1892 and 1898: Nocturne: Blue and Gold - Southampton Water was shown in Whistler's major retrospective at Goupil's. Confusingly, Whistler kept changing the title. He immediately wanted to borrow it for exhibition in Munich but this did not materialise. 15 It was probably also at Goupil's in 1898 as 'Nocturne – Blue and Gold', which was described poetically in the Pall Mall Gazette on 8 March: 'the two profound depths of sky and water are divided by a mysterious shore set with sparse lights touched in with a delicious delicacy that drops them wavering and tremulous into the bottom of an infinite abyss of space.' 16
When it was bought by the Art Institute of Chicago in 1900, it was the first of Whistler's Nocturnes to be acquired by a public institution and the only nocturne to enter a public collection during the artist’s lifetime. 17
1: Whistler to Chapman, GUW #11251.
2: 'Mr Chapman tells us to ask £400 for Southampton Water', Thomson to Whistler, [19/20 September 1894], GUW #05814.
3: [19 September 1894], GUW #09343.
4: Whistler to J. J. Cowan, 6 January 1900, GUW #00739.
5: Anon., 'The Winter Exhibition of Cabinet Pictures in Oil, Dudley Gallery', The Athenaeum, 2 November 1872, pp. 568-69, at p. 568.
6: Anon., 'The Winter Exhibition of Cabinet Pictures in Oil, Dudley Gallery', The Athenaeum, 2 November 1872, pp. 568-69
7: Builder, London, 23 November 1872, p. 929.
8: 'The Dudley Gallery', The Times, London, 11 November 1872, p. 4.
9: [December 1872], GUW #07905.
10: Marchant 1911 [more] , pp. 19, 20.
11: The Mask, vol. 2, 17 May 1879, repr. p. 4. Press cutting kept by Whistler, GUL Whistler LB 11/21.
12: [May/June 1883], GUW #09034.
13: Translation: 'Blue dominates; but I see gold only in the full moon and the reflection of the lights of houses and buildings in the water of the bridge.' Unidentified press cutting in GUL Whistler PC 4, pp. 63, 115.

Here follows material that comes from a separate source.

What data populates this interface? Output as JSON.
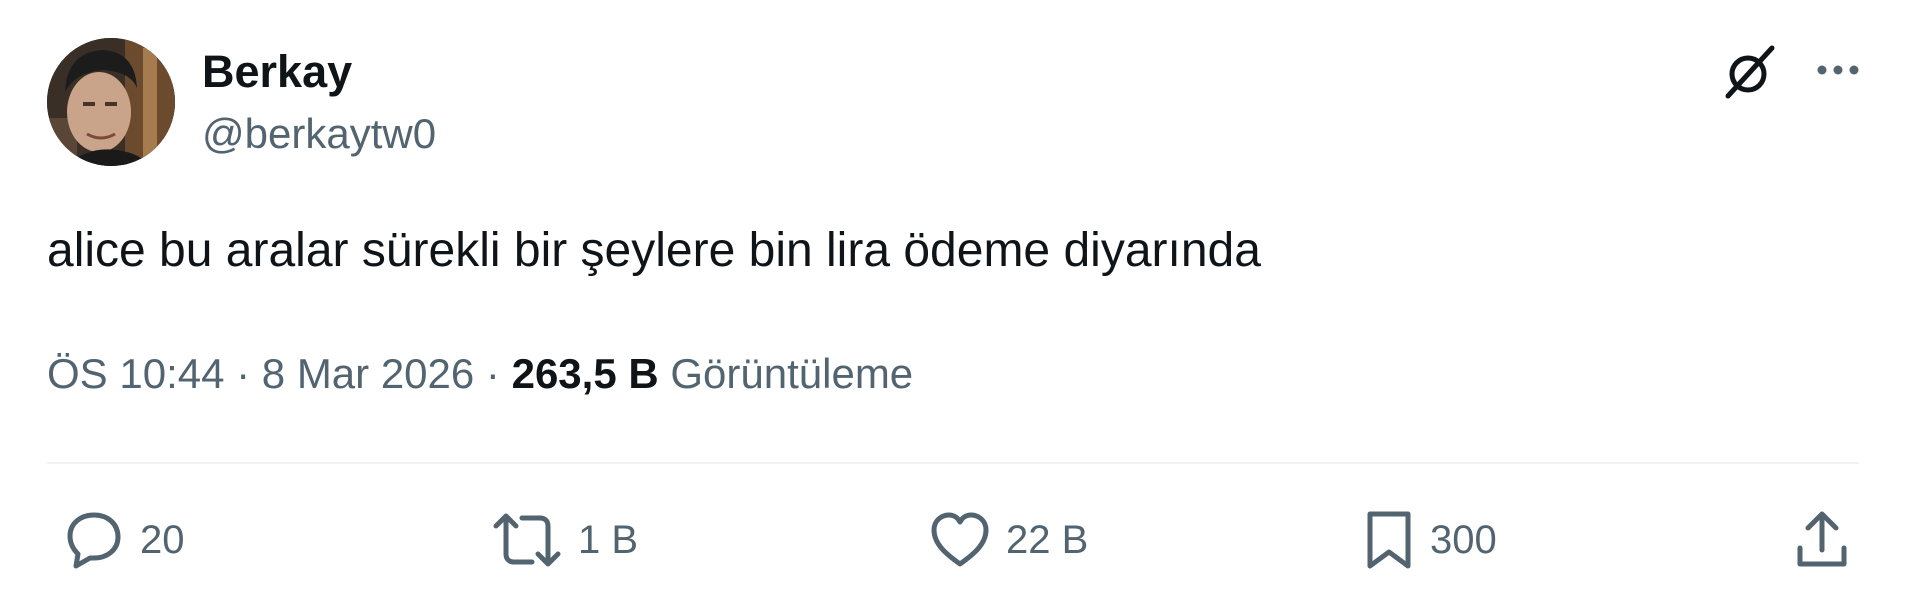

14: Translation: 'representing a view of the Thames over which, in a magical mist, a moon of gold illuminates with its pale rays the indistinct form of the vessels asleep at anchor.' Huysmans 1889 [more] , p. 67.
15: Whistler to D. C. Thomson, [1/8 April 1892], GUW #08210.
16: See also Nocturne: Blue and Silver - Cremorne Lights [YMSM 115].
17: Exhibition catalogue Atlanta, After Whistler, 2003 [more] (cat. no. 4). Stephanie L. Strother, 'Cat. 16 Nocturne: Blue and Gold—Southampton Water, 1872: Curatorial Entry,' in Whistler Paintings and Drawings at the Art Institute of Chicago, The Art Institute of Chicago, 2020, URL.